ThreadLocalRandomSeed is the most widely used random number based on threadLocalRandomSeed. And threadLocalRandomSecondarySeed just certain JDK there are used in the internal implementation, is not widely used.
The initial seed uses system time by default:
The initialization of the SEED is done in the above code, and the initialized SEED is stored in the location of the SEED via UNSAFE (i.e., threadLocalRandomSeed).
We can then use the nextInt() method to get random integers:
public int nextInt(a) {
return mix32(nextSeed());
}
final long nextSeed(a) {
Thread t; long r; // read and update per-thread seed
UNSAFE.putLong(t = Thread.currentThread(), SEED,
r = UNSAFE.getLong(t, SEED) + GAMMA);
return r;
}
Copy the code
Each call to nextInt() updates threadLocalRandomSeed with nextSeed(). Since this is a thread-specific variable, there are no races at all, no CAS retries, and performance is greatly improved.
Function of Probe
In addition to the seed, there is a threadLocalRandomProbe variable. What does this variable do?
We can think of threadLocalRandomProbe as a Hash value (not zero) for each Thread that can be used as an eigenvalue for a Thread based on which the Thread can find a specific location in the array.
static final int getProbe(a) {
return UNSAFE.getInt(Thread.currentThread(), PROBE);
}
Copy the code
Take a look at a code snippet:
CounterCell[] as; long b, s;
if((as = counterCells) ! =null| |! U.compareAndSwapLong(this, BASECOUNT, b = baseCount, s = b + x)) {
CounterCell a; long v; int m;
boolean uncontended = true;
if (as == null || (m = as.length - 1) < 0 ||
Use probe to find a position in array AS for each thread
// Since each thread has a different probe value, there is a high probability that the elements in the array corresponding to each thread are also different
// Each thread corresponds to a different element, so that full concurrent operations can be performed without conflict
// Therefore, the probe here plays a role in preventing conflicts
(a = as[ThreadLocalRandom.getProbe() & m]) == null| |! (uncontended = U.compareAndSwapLong(a, CELLVALUE, v = a.value, v + x))) {Copy the code
In the concrete implementation, if a clash between the above code, so, you can also use ThreadLocalRandom. AdvanceProbe () method to modify a thread probe value, so that we can further to avoid possible future conflicts, thereby reducing competition, improve the concurrency performance.

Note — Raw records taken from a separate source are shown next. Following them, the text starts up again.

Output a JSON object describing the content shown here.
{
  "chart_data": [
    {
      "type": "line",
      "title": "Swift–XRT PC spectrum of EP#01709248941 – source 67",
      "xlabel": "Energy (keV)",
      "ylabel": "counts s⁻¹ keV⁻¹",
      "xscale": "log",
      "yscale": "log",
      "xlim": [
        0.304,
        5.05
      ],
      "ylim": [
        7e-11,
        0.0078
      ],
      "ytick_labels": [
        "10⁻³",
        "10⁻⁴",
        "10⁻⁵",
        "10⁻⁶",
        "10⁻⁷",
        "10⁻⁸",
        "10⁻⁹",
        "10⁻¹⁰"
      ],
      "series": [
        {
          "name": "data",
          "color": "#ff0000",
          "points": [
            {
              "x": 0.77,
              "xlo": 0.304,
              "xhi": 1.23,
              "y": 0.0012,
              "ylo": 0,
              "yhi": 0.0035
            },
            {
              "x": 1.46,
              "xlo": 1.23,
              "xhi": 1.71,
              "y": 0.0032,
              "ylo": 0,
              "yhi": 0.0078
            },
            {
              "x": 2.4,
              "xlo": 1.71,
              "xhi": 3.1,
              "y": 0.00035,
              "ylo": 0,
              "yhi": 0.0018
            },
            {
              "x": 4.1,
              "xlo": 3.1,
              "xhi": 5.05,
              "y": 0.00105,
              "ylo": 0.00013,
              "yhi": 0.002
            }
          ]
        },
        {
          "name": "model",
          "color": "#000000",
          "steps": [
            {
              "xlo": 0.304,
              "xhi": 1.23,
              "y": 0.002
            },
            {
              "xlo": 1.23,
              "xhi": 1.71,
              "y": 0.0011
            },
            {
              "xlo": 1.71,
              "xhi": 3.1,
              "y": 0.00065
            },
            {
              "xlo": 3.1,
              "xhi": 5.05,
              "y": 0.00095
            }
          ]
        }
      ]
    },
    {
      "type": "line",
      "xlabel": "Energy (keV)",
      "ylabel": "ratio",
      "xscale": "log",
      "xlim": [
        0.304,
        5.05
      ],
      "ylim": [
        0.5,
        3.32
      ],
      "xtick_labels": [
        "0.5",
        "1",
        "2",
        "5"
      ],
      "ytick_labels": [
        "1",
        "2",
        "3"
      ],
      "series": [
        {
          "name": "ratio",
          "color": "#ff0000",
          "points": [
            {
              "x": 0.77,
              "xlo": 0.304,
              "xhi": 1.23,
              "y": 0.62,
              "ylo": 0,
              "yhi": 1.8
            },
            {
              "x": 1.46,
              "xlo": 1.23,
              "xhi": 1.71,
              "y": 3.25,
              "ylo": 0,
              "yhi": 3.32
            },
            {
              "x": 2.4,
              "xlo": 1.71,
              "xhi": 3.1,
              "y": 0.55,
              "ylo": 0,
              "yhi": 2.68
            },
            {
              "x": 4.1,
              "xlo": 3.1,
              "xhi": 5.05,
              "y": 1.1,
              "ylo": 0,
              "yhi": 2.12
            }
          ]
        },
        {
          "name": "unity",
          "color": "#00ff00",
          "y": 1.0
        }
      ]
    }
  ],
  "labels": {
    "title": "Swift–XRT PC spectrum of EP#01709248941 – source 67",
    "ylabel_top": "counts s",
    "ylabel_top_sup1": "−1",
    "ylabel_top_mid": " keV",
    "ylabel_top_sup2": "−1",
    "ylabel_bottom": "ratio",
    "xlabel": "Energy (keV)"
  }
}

static final int advanceProbe(int probe) {
// Calculate an updated probe value based on the current probe value
probe ^= probe << 13; // xorshift
probe ^= probe >>> 17;
probe ^= probe << 5;
// Updating the probe value to the thread object modifies the threadLocalRandomProbe variable
UNSAFE.putInt(Thread.currentThread(), PROBE, probe);
return probe;
}
Copy the code
conclusion
Today, we introduced the ThreadLocalRandom object, a high-performance random number generator in a high-concurrency environment.
Not only did we introduce the functionality and internal implementation principles of ThreadLocalRandom, we also introduced how ThreadLocalRandom objects achieve high performance (e.g. through pseudo-sharing, Unsafe, etc.), we hope you can apply these techniques to your projects.
Do the little fools have a deeper understanding of this underdog? Take a wave in the comments section: Get Stronger
I’m Aobing, and the more you know, the more you don’t know, and I’ll see you next time.
This article is constantly updated. You can search “Santaizi Aobing” on wechat and read it for the first time. Reply [Information] There are the interview materials and resume templates for first-line big factories prepared by me.